Demi seplastik es teh, dia merelakan bibirnya melebar ke kanan kiri selebar mulut joker dengan mata mengedip-ngedip. Si Aa burjo langsung memberinya es teh ekstra tanpa tambahan biaya.
"Njir, kelakuan lu ye emang," decih salah satu teman Arin yang setia menunggu dara itu berurusan dengan es teh plus-plus.

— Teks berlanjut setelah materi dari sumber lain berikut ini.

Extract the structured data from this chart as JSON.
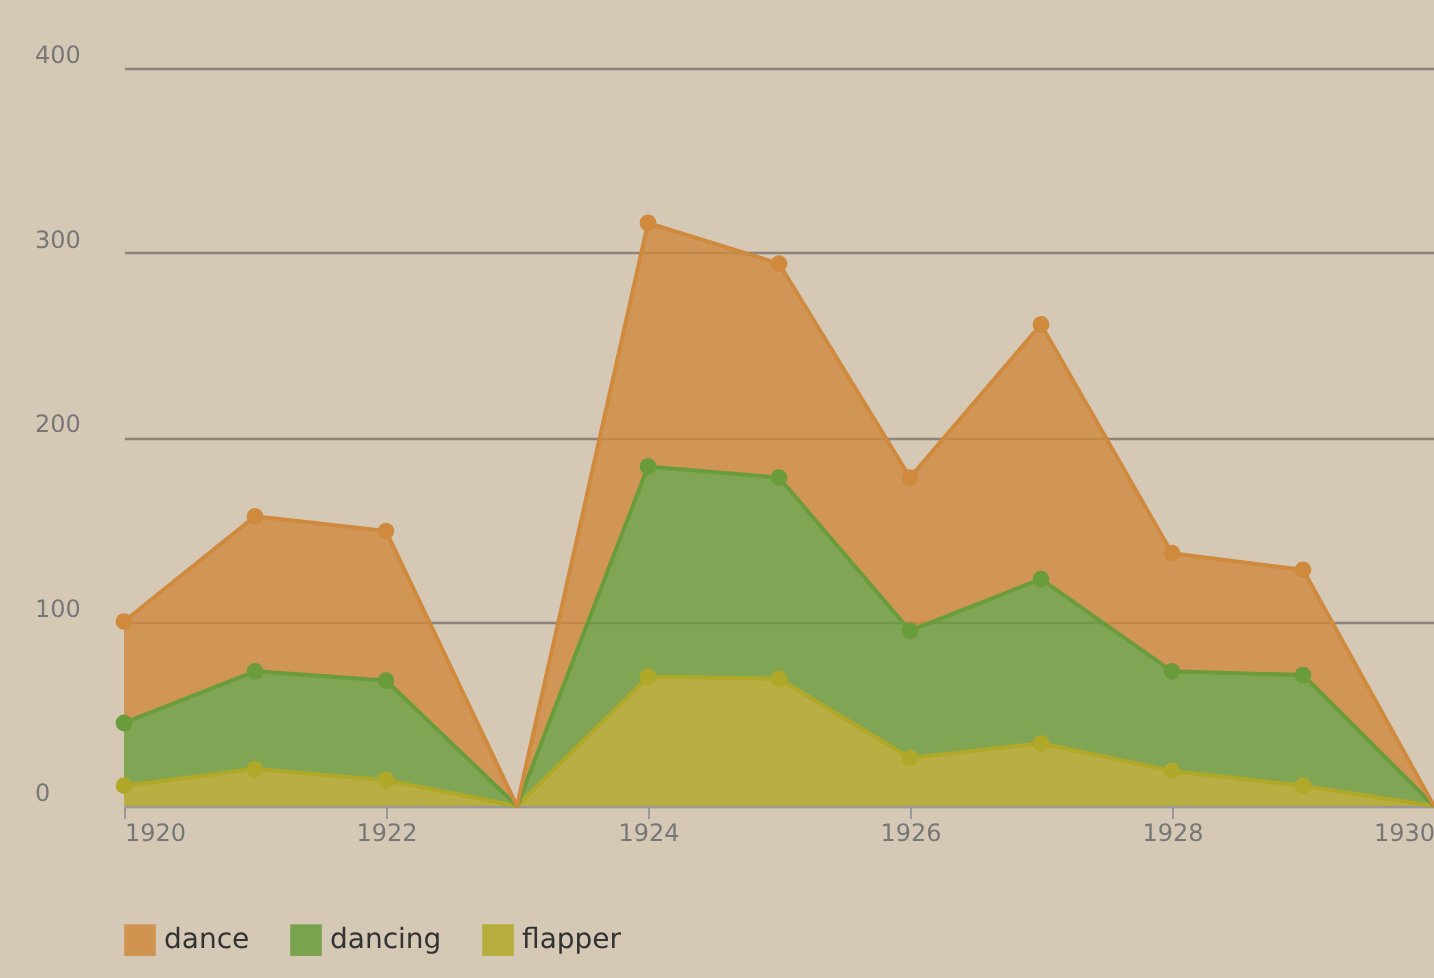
{
  "chart_data": {
    "type": "area",
    "stacked": true,
    "x": [
      1920,
      1921,
      1922,
      1923,
      1924,
      1925,
      1926,
      1927,
      1928,
      1929,
      1930
    ],
    "series": [
      {
        "name": "flapper",
        "color": "#b0a828",
        "values": [
          11,
          20,
          14,
          0,
          70,
          69,
          26,
          34,
          19,
          11,
          0
        ]
      },
      {
        "name": "dancing",
        "color": "#6a9c3c",
        "values": [
          34,
          53,
          54,
          0,
          114,
          109,
          69,
          89,
          54,
          60,
          0
        ]
      },
      {
        "name": "dance",
        "color": "#cf8a3e",
        "values": [
          55,
          84,
          81,
          0,
          132,
          116,
          83,
          138,
          64,
          57,
          0
        ]
      }
    ],
    "xlim": [
      1920,
      1930
    ],
    "xticks": [
      1920,
      1922,
      1924,
      1926,
      1928,
      1930
    ],
    "ylim": [
      0,
      400
    ],
    "yticks": [
      0,
      100,
      200,
      300,
      400
    ],
    "grid": "y",
    "legend": "bottom",
    "marker": "circle",
    "line_style": "solid"
  }
}
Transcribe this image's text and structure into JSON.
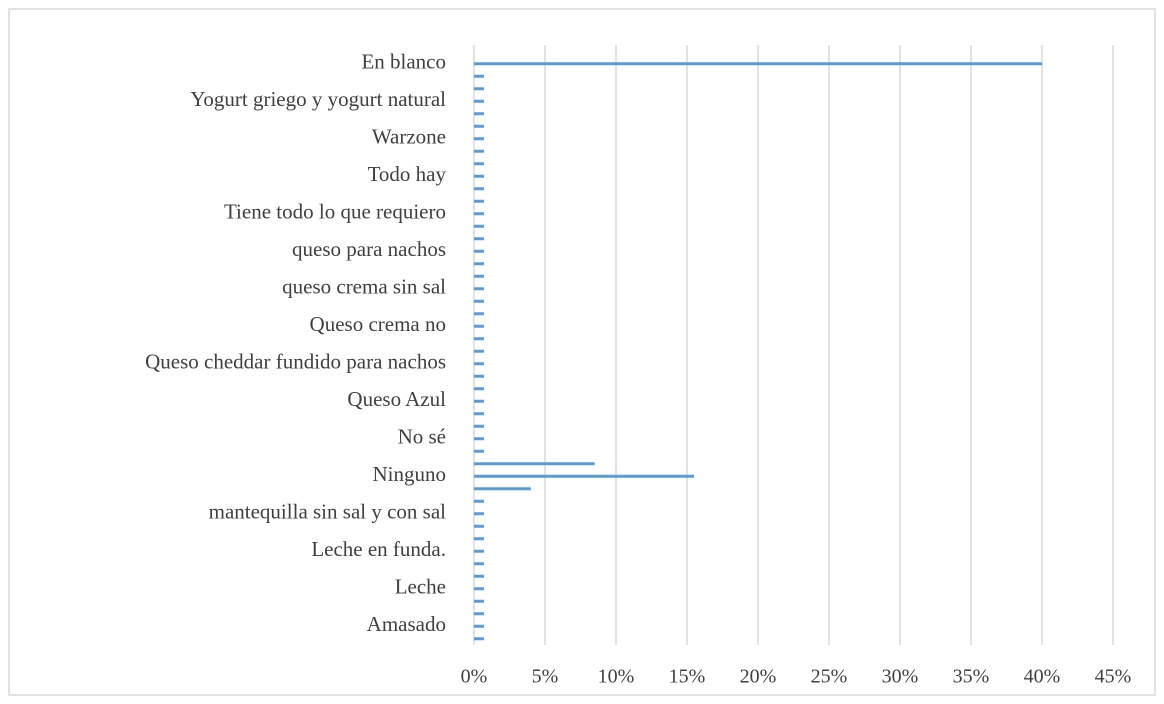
{
  "chart_data": {
    "type": "bar",
    "orientation": "horizontal",
    "color": "#5b9bd5",
    "grid": true,
    "categories": [
      null,
      "En blanco",
      null,
      null,
      "Yogurt griego y yogurt natural",
      null,
      null,
      "Warzone",
      null,
      null,
      "Todo hay",
      null,
      null,
      "Tiene todo lo que requiero",
      null,
      null,
      "queso para nachos",
      null,
      null,
      "queso crema sin sal",
      null,
      null,
      "Queso crema no",
      null,
      null,
      "Queso cheddar fundido para nachos",
      null,
      null,
      "Queso Azul",
      null,
      null,
      "No sé",
      null,
      null,
      "Ninguno",
      null,
      null,
      "mantequilla sin sal y con sal",
      null,
      null,
      "Leche en funda.",
      null,
      null,
      "Leche",
      null,
      null,
      "Amasado",
      null
    ],
    "values": [
      0,
      40,
      0.7,
      0.7,
      0.7,
      0.7,
      0.7,
      0.7,
      0.7,
      0.7,
      0.7,
      0.7,
      0.7,
      0.7,
      0.7,
      0.7,
      0.7,
      0.7,
      0.7,
      0.7,
      0.7,
      0.7,
      0.7,
      0.7,
      0.7,
      0.7,
      0.7,
      0.7,
      0.7,
      0.7,
      0.7,
      0.7,
      0.7,
      8.5,
      15.5,
      4,
      0.7,
      0.7,
      0.7,
      0.7,
      0.7,
      0.7,
      0.7,
      0.7,
      0.7,
      0.7,
      0.7,
      0.7
    ],
    "xlim": [
      0,
      45
    ],
    "xticks": [
      {
        "value": 0,
        "label": "0%"
      },
      {
        "value": 5,
        "label": "5%"
      },
      {
        "value": 10,
        "label": "10%"
      },
      {
        "value": 15,
        "label": "15%"
      },
      {
        "value": 20,
        "label": "20%"
      },
      {
        "value": 25,
        "label": "25%"
      },
      {
        "value": 30,
        "label": "30%"
      },
      {
        "value": 35,
        "label": "35%"
      },
      {
        "value": 40,
        "label": "40%"
      },
      {
        "value": 45,
        "label": "45%"
      }
    ]
  }
}
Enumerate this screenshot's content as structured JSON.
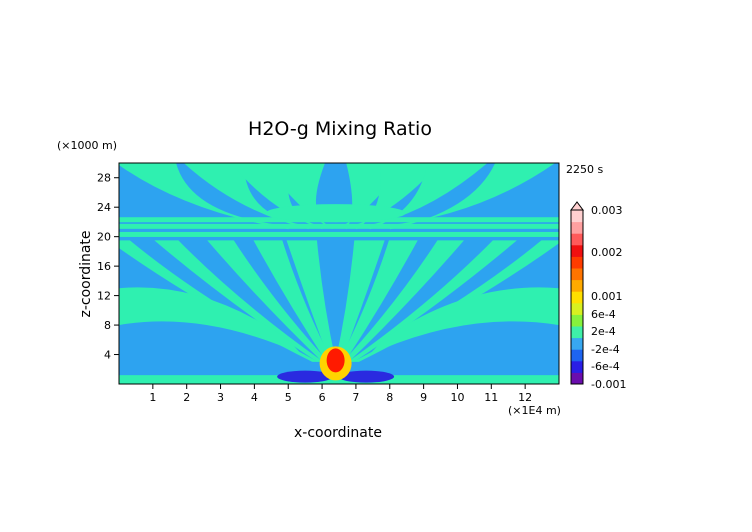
{
  "chart_data": {
    "type": "heatmap",
    "title": "H2O-g Mixing Ratio",
    "xlabel": "x-coordinate",
    "ylabel": "z-coordinate",
    "x_unit": "(×1E4 m)",
    "y_unit": "(×1000 m)",
    "time_label": "2250 s",
    "xlim": [
      0,
      13
    ],
    "ylim": [
      0,
      30
    ],
    "x_ticks": [
      "1",
      "2",
      "3",
      "4",
      "5",
      "6",
      "7",
      "8",
      "9",
      "10",
      "11",
      "12"
    ],
    "y_ticks": [
      "4",
      "8",
      "12",
      "16",
      "20",
      "24",
      "28"
    ],
    "colorbar": {
      "labels": [
        "0.003",
        "0.002",
        "0.001",
        "6e-4",
        "2e-4",
        "-2e-4",
        "-6e-4",
        "-0.001"
      ],
      "colors": [
        "#6a0dad",
        "#2a1ee6",
        "#1e64f0",
        "#38a8f0",
        "#3ff0a8",
        "#86f23c",
        "#d8f020",
        "#ffe000",
        "#ffaa00",
        "#ff7400",
        "#ff3c00",
        "#f01010",
        "#ff5a5a",
        "#ffa0a0",
        "#ffd0d0"
      ]
    },
    "field_colors": {
      "background": "#2da3f0",
      "band": "#2ff0b0",
      "core": "#ff1a00",
      "core_edge": "#ffd200",
      "negative": "#2a2ae0"
    }
  }
}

Setelah selesai, akhirnya gadis itu keluar dari burjo bersama Sashi.
"Sas, kamu yang depan. Aku lupa bawa SIM. Ntar kalau ketilang, panjang urusannya," tukas Arin saat mereka memakai helm.
"Okey. Kamu nggak calling Bara aja? Kali aja dia ada ide buat nyari sumbangan dimana. Rumah dia di deket RS kan?"
"Bener juga. Punya temen tajir melintir, kenapa nggak sekalian disuruh beramal."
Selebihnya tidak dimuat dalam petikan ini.